Whether with the Class AA Harrisburg Senators, where he started his pro career in April, or the Class AAA Syracuse Chiefs, where he was promoted in early May and remains now, he will carry his own luggage, pass the time playing cards in the clubhouse, change into his uniform at a chicken-wire locker with his name scrawled on masking tape above it.
He will partake, over and over, of the classic minor league spread -- PB&J sandwiches in Class AA, a daily hot dish in Class AAA, growing stale above Bunsen burners in a side room off the clubhouse -- but before he leaves Harrisburg he will treat his teammates to a big league feast: Outback Steakhouse. Ribeyes and T-bones. Bloomin' onions.
And he'll probably do it again in Syracuse before he's through.
He will take part in the Chiefs' "kangaroo court" and cringe when, as often happens, he's the one who winds up on trial for some sin against minor league humanity, inevitably brought about by his celebrity.
He's only going to be 21 once, with the warm glow of youth in his face and a thoroughbred's power in his legs, so he will shrug at his success -- a 6-1 record in eight minor league starts, an 0.89 ERA, 49 strikeouts in 40 1/3 innings -- and insist he hasn't proved anything yet.

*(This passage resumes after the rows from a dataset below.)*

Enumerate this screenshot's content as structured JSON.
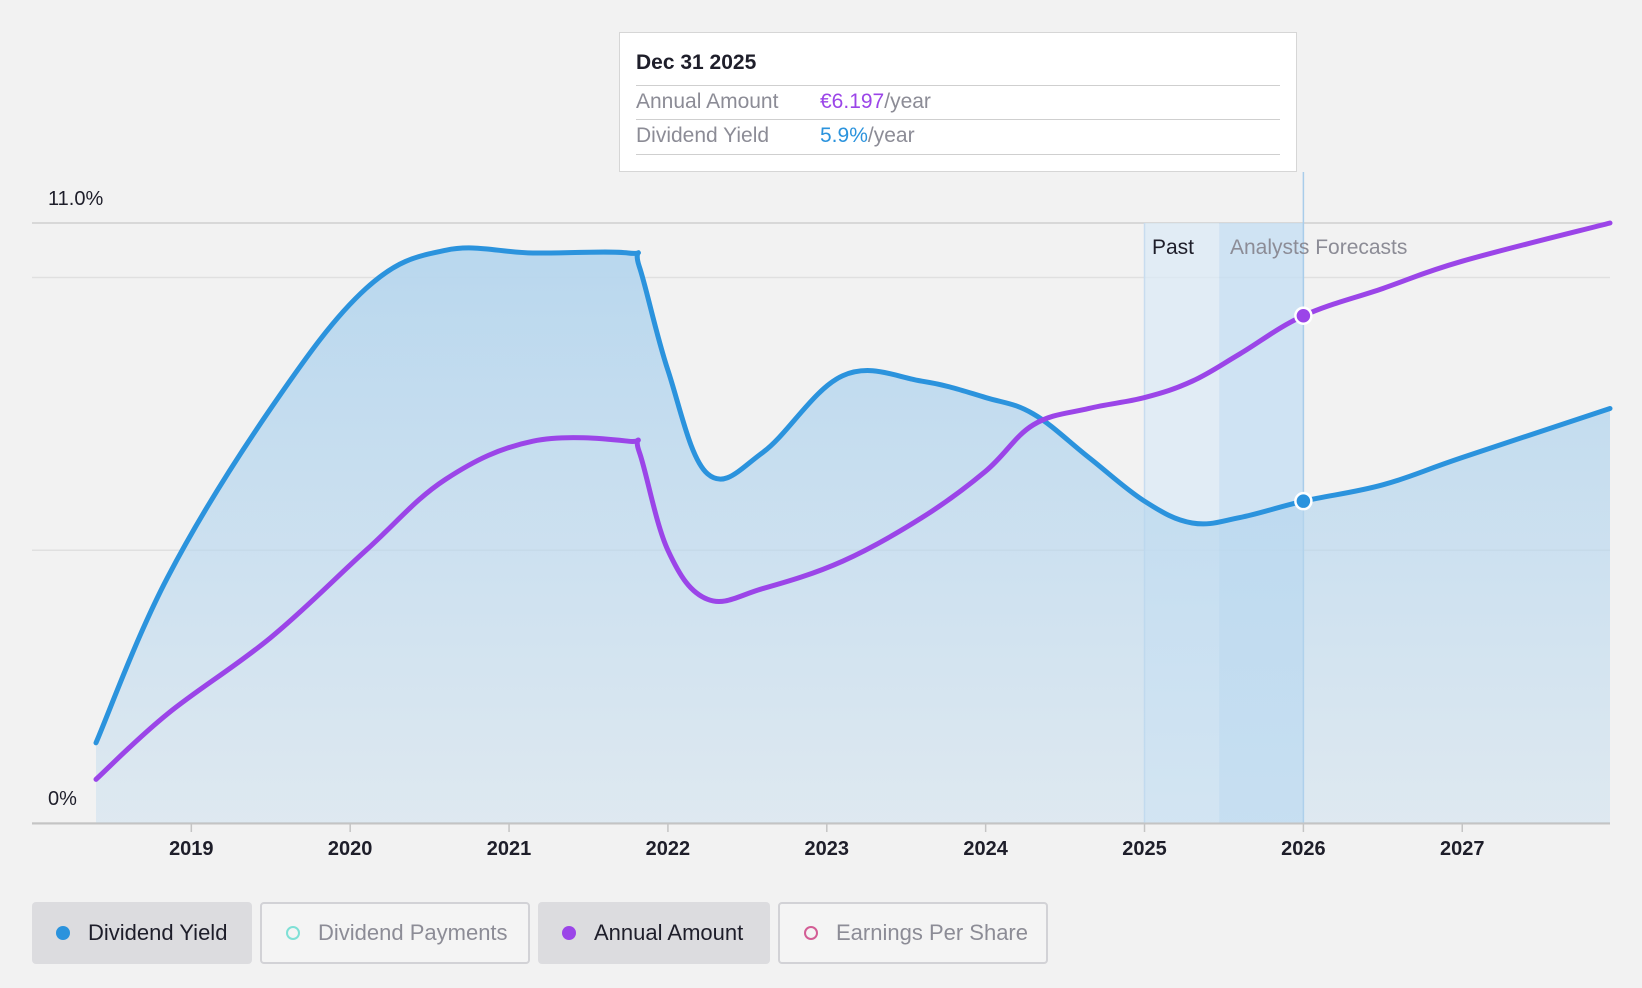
{
  "colors": {
    "dividend_yield": "#2b93dd",
    "annual_amount": "#9b45e8",
    "dividend_payments": "#7fe0d6",
    "earnings_per_share": "#d35d95",
    "area_fill": "#b6d6ee",
    "background": "#f2f2f2"
  },
  "tooltip": {
    "date": "Dec 31 2025",
    "rows": [
      {
        "label": "Annual Amount",
        "value": "€6.197",
        "unit": "/year",
        "color": "#9b45e8"
      },
      {
        "label": "Dividend Yield",
        "value": "5.9%",
        "unit": "/year",
        "color": "#2b93dd"
      }
    ]
  },
  "legend": [
    {
      "label": "Dividend Yield",
      "icon": "filled-dot-icon",
      "color": "#2b93dd",
      "active": true
    },
    {
      "label": "Dividend Payments",
      "icon": "hollow-dot-icon",
      "color": "#7fe0d6",
      "active": false
    },
    {
      "label": "Annual Amount",
      "icon": "filled-dot-icon",
      "color": "#9b45e8",
      "active": true
    },
    {
      "label": "Earnings Per Share",
      "icon": "hollow-dot-icon",
      "color": "#d35d95",
      "active": false
    }
  ],
  "chart_data": {
    "type": "area",
    "y_axis_labels": [
      "11.0%",
      "0%"
    ],
    "ylim": [
      0,
      11
    ],
    "xlim": [
      2018.4,
      2027.93
    ],
    "x_ticks": [
      2019,
      2020,
      2021,
      2022,
      2023,
      2024,
      2025,
      2026,
      2027
    ],
    "x_tick_labels": [
      "2019",
      "2020",
      "2021",
      "2022",
      "2023",
      "2024",
      "2025",
      "2026",
      "2027"
    ],
    "regions": {
      "past_label": "Past",
      "forecast_label": "Analysts Forecasts",
      "past_band": [
        2025.0,
        2025.47
      ],
      "forecast_band": [
        2025.47,
        2026.0
      ]
    },
    "highlight_x": 2026.0,
    "grid": true,
    "series": [
      {
        "name": "Dividend Yield",
        "filled": true,
        "points": [
          [
            2018.4,
            1.47
          ],
          [
            2018.85,
            4.5
          ],
          [
            2019.5,
            7.6
          ],
          [
            2020.1,
            9.8
          ],
          [
            2020.6,
            10.5
          ],
          [
            2021.15,
            10.45
          ],
          [
            2021.75,
            10.45
          ],
          [
            2021.82,
            10.2
          ],
          [
            2022.0,
            8.3
          ],
          [
            2022.25,
            6.4
          ],
          [
            2022.6,
            6.8
          ],
          [
            2023.1,
            8.2
          ],
          [
            2023.6,
            8.1
          ],
          [
            2024.0,
            7.8
          ],
          [
            2024.3,
            7.5
          ],
          [
            2024.65,
            6.7
          ],
          [
            2025.0,
            5.9
          ],
          [
            2025.3,
            5.5
          ],
          [
            2025.6,
            5.6
          ],
          [
            2026.0,
            5.9
          ],
          [
            2026.5,
            6.2
          ],
          [
            2027.0,
            6.7
          ],
          [
            2027.93,
            7.6
          ]
        ]
      },
      {
        "name": "Annual Amount",
        "filled": false,
        "points": [
          [
            2018.4,
            0.8
          ],
          [
            2018.85,
            2.0
          ],
          [
            2019.5,
            3.4
          ],
          [
            2020.1,
            5.0
          ],
          [
            2020.6,
            6.3
          ],
          [
            2021.15,
            7.0
          ],
          [
            2021.75,
            7.0
          ],
          [
            2021.82,
            6.8
          ],
          [
            2022.0,
            5.0
          ],
          [
            2022.25,
            4.1
          ],
          [
            2022.6,
            4.3
          ],
          [
            2023.1,
            4.8
          ],
          [
            2023.6,
            5.6
          ],
          [
            2024.0,
            6.45
          ],
          [
            2024.3,
            7.3
          ],
          [
            2024.65,
            7.6
          ],
          [
            2025.0,
            7.8
          ],
          [
            2025.3,
            8.1
          ],
          [
            2025.6,
            8.6
          ],
          [
            2026.0,
            9.3
          ],
          [
            2026.5,
            9.8
          ],
          [
            2027.0,
            10.3
          ],
          [
            2027.93,
            11.0
          ]
        ]
      }
    ]
  }
}
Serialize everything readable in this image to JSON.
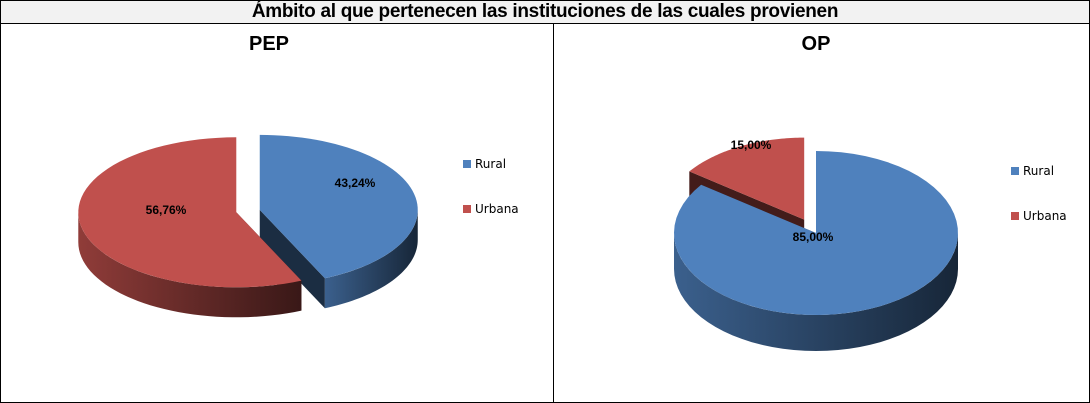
{
  "title": "Ámbito al que pertenecen las instituciones de las cuales provienen",
  "chart_data": [
    {
      "type": "pie",
      "title": "PEP",
      "categories": [
        "Rural",
        "Urbana"
      ],
      "values": [
        43.24,
        56.76
      ],
      "labels": [
        "43,24%",
        "56,76%"
      ],
      "colors": [
        "#4f81bd",
        "#c0504d"
      ],
      "legend": "right"
    },
    {
      "type": "pie",
      "title": "OP",
      "categories": [
        "Rural",
        "Urbana"
      ],
      "values": [
        85.0,
        15.0
      ],
      "labels": [
        "85,00%",
        "15,00%"
      ],
      "colors": [
        "#4f81bd",
        "#c0504d"
      ],
      "legend": "right"
    }
  ]
}
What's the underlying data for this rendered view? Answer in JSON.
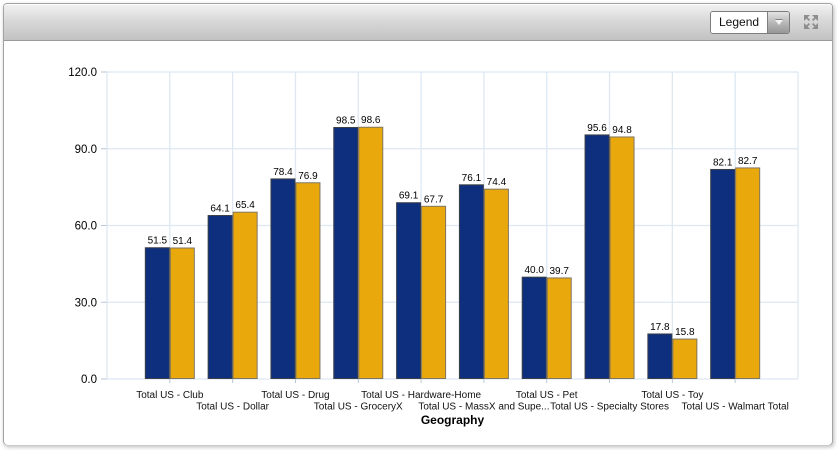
{
  "toolbar": {
    "legend_dropdown": {
      "value": "Legend"
    }
  },
  "chart_data": {
    "type": "bar",
    "title": "",
    "xlabel": "Geography",
    "ylabel": "",
    "ylim": [
      0,
      120
    ],
    "ytick_labels": [
      "0.0",
      "30.0",
      "60.0",
      "90.0",
      "120.0"
    ],
    "yticks": [
      0,
      30,
      60,
      90,
      120
    ],
    "grid": true,
    "legend_position": "collapsed-dropdown",
    "value_labels": true,
    "categories": [
      "Total US - Club",
      "Total US - Dollar",
      "Total US - Drug",
      "Total US - GroceryX",
      "Total US - Hardware-Home",
      "Total US - MassX and Supe...",
      "Total US - Pet",
      "Total US - Specialty Stores",
      "Total US - Toy",
      "Total US - Walmart Total"
    ],
    "series": [
      {
        "color": "#0D2F7D",
        "values": [
          51.5,
          64.1,
          78.4,
          98.5,
          69.1,
          76.1,
          40.0,
          95.6,
          17.8,
          82.1
        ]
      },
      {
        "color": "#E9A90C",
        "values": [
          51.4,
          65.4,
          76.9,
          98.6,
          67.7,
          74.4,
          39.7,
          94.8,
          15.8,
          82.7
        ]
      }
    ]
  },
  "colors": {
    "gridline": "#dde8f2",
    "axis_tick": "#b9c6d4",
    "bar1_stroke": "#3c4048",
    "bar2_stroke": "#807660",
    "label_text": "#000000"
  }
}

Humble almost to a fault, he will insist upon being treated as one of the guys, even though by every measure -- the media attention he brings, the security measures his celebrity requires, the extra zeroes on his paycheck -- he might as well be an extraterrestrial.
"I'm a normal guy," he says. "I put my shoes on just like everyone in that clubhouse. They know, and I know, that I'm here for the same reason they are, and that's to win and be successful."
He will accept his autograph responsibilities, but he'll be discreet about it. He'll wait until after the game, when his teammates are all off the field, then emerge from the dugout, flanked by a team official or a security guard, to sign for the teeming masses thrusting balls and baseball cards at him. He will take it as a given that many of them will be on eBay the next day, going for as much as $299.99.
He's only going to be a newlywed once, so he and his young bride, Rachel, will embrace their journey.
She will attend every game, drop Stephen off at the stadium at 3, then return by first pitch. She will drive behind the team bus for road trips, part of the caravan of wives. They will spend their down time at home -- a month-by-month rental in Harrisburg, an extended-stay hotel in Syracuse -- and spent their one and only off-day in Harrisburg at the Hershey's chocolate factory, taking a tour, tasting the samples.